O relatório State of AI in the Enterprise de 2026 da Deloitte diz que 66% das organizações relatam ganhos de produtividade e eficiência com a adoção corporativa de IA. É um contrapeso útil às estatísticas mais céticas no nível da firma. A IA gera valor visível em muitas organizações agora. Esses benefícios costumam aparecer primeiro em bolsões locais de operação. Os times notam rascunho mais rápido, busca melhor, menos formatação manual ou análise mais ágil bem antes de a organização ver um salto limpo na produção entre áreas.

Por que os ganhos travam no nível da empresa

Eles travam porque ganhos locais de velocidade não removem automaticamente atrasos de passagem, custos de confiança ou sobrecarga de coordenação.

7. 89% não viram impacto de produtividade do trabalho

O resumo do NBER de maio de 2026 sobre o uso empresarial global de IA diz que 89% dos executivos relataram nenhum impacto na produtividade do trabalho nos três anos anteriores. Soa duro ao lado dos estudos mais otimistas no nível da tarefa, mas os dois achados podem valer ao mesmo tempo. As firmas ficam mais rápidas em muitos pontos sem mudar o sistema operacional o bastante para mover a produtividade agregada. É a diferença entre facilitar um passo e limpar o fluxo inteiro. A métrica da empresa também faz você contar os atrasos entre os passos.

8. Só 6% conseguem apontar retorno claro de IA

O State of Teams 2026 da Atlassian relata que 89% dos executivos dizem que a IA aumenta a velocidade, e ainda assim só 6% têm certeza de que possuem exemplos claros de retorno em toda a organização. Talvez seja a melhor estatística isolada da categoria, porque captura o paradoxo diretamente. Os times se sentem mais rápidos. A liderança ainda não consegue provar o valor mais amplo. É exatamente nessa distância que quem lidera operação vive, e é onde o redesenho mais compensa: menos passos duplicados, responsabilidade mais clara e ligações melhores entre mensagens, tarefas e sistemas de execução.

O custo operacional escondido de fluxos de IA fragmentados

Fluxos fragmentados criam um imposto de eficiência porque toda troca de ferramenta, ciclo de revisão e passagem faltante consome o tempo que a IA supostamente economizou antes.

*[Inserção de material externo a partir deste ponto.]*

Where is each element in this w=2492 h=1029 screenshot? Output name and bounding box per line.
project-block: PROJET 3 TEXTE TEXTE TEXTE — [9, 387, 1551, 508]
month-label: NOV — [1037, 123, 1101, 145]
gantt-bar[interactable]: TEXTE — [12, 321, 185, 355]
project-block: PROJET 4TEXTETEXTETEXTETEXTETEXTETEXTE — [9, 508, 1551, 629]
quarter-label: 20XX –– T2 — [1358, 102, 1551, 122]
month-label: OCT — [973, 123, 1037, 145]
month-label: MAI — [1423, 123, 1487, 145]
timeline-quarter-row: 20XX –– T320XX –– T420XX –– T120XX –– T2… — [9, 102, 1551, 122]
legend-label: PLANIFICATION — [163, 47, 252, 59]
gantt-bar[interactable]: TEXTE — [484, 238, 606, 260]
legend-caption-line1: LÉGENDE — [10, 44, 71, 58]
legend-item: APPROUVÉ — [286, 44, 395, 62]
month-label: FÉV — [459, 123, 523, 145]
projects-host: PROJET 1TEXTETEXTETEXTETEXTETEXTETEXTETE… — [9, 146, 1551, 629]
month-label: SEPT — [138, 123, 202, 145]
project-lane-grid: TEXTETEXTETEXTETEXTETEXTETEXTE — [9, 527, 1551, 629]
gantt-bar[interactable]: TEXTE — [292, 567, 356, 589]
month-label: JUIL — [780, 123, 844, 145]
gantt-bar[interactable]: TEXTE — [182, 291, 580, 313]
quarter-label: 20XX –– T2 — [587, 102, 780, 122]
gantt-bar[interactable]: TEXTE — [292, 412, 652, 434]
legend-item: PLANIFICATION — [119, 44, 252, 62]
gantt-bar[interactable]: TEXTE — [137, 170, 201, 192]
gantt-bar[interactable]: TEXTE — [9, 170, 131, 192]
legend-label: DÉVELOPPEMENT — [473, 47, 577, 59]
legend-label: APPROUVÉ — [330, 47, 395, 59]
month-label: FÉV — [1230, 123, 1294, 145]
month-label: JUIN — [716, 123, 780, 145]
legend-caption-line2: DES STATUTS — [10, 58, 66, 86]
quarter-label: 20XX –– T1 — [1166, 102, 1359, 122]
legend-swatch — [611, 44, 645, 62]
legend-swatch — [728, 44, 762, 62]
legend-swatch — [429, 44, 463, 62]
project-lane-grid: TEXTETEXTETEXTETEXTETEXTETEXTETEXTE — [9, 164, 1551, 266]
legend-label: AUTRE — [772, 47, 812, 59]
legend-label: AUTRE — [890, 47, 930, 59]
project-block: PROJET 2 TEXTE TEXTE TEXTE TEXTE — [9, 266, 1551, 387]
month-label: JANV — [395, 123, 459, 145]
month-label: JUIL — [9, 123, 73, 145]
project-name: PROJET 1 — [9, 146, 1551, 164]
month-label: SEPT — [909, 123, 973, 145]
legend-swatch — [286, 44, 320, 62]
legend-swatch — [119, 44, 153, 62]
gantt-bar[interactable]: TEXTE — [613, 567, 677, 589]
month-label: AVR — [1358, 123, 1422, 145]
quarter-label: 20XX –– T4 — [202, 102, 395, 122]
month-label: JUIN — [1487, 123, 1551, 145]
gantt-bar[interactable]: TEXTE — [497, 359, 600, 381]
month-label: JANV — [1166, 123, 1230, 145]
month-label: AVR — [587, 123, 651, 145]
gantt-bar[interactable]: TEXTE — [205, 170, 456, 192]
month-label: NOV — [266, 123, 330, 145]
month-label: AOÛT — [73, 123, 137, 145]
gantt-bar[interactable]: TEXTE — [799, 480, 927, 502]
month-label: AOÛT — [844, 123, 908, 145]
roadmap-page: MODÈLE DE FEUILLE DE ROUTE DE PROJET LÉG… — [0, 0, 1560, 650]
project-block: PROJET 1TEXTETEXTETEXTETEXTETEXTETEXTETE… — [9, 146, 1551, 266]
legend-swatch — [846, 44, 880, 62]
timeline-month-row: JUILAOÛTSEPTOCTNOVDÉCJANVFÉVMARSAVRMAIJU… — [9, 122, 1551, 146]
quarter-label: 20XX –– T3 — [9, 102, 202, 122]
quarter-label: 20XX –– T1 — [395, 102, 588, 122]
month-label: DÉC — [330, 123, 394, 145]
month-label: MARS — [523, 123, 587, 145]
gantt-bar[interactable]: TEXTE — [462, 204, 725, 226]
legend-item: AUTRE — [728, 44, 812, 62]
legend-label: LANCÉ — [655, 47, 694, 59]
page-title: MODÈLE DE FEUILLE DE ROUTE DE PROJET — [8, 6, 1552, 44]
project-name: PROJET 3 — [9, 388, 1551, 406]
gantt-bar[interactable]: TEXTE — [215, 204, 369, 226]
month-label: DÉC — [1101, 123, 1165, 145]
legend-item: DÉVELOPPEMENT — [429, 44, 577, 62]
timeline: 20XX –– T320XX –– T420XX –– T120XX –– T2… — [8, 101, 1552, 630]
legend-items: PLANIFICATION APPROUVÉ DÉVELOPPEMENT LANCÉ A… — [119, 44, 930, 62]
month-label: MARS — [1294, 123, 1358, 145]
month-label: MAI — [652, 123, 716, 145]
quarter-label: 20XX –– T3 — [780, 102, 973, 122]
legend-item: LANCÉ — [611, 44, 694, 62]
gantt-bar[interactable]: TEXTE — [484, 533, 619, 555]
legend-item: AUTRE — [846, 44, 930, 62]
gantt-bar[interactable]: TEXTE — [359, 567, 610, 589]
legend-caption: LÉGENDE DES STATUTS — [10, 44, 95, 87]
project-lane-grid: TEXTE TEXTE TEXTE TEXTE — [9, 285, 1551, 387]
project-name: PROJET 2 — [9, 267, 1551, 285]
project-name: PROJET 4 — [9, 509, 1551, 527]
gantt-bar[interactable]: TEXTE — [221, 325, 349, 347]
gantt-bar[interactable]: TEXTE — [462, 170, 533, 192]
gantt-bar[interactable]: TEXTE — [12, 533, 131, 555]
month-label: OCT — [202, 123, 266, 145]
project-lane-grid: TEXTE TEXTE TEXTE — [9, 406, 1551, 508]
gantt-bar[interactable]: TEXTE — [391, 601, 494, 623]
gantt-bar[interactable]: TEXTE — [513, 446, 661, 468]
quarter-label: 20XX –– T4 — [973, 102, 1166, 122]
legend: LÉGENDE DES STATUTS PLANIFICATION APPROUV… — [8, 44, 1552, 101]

9. 58% gastam mais de 3 horas revisando saídas de IA

A pesquisa da Zapier diz que 58% das pessoas gastam mais de três horas por semana revisando saídas de IA. É um dos contrapontos mais claros a alegações simplistas de “horas economizadas”. A IA tende a remover trabalho de primeiro rascunho e acrescentar trabalho de segunda passada. Não é necessariamente troca ruim, mas muda como times de operação deveriam modelar o ganho. Quando o fluxo inclui saída de alto risco, a melhoria real vem de cortar ciclos de revisão, atraso de aprovação e retrabalho, e não só de gerar conteúdo mais rápido.

10. Só 2% dizem que a saída de IA dispensa revisão

A mesma pesquisa da Zapier diz que só 2% relatam que as saídas de IA não precisam de revisão. Esse número minúsculo explica por que “confiança” ressurge sempre na pesquisa de eficiência operacional. A IA acelera a primeira passada de forma dramática, mas se quase todo mundo ainda precisa checar, editar ou contextualizar a saída, a pessoa segue sendo o ponto de controle. Times maduros aceitam isso e redesenham em volta. Times imaturos seguem fingindo que o trabalho de checar não conta, e então se perguntam por que o retorno parece nebuloso.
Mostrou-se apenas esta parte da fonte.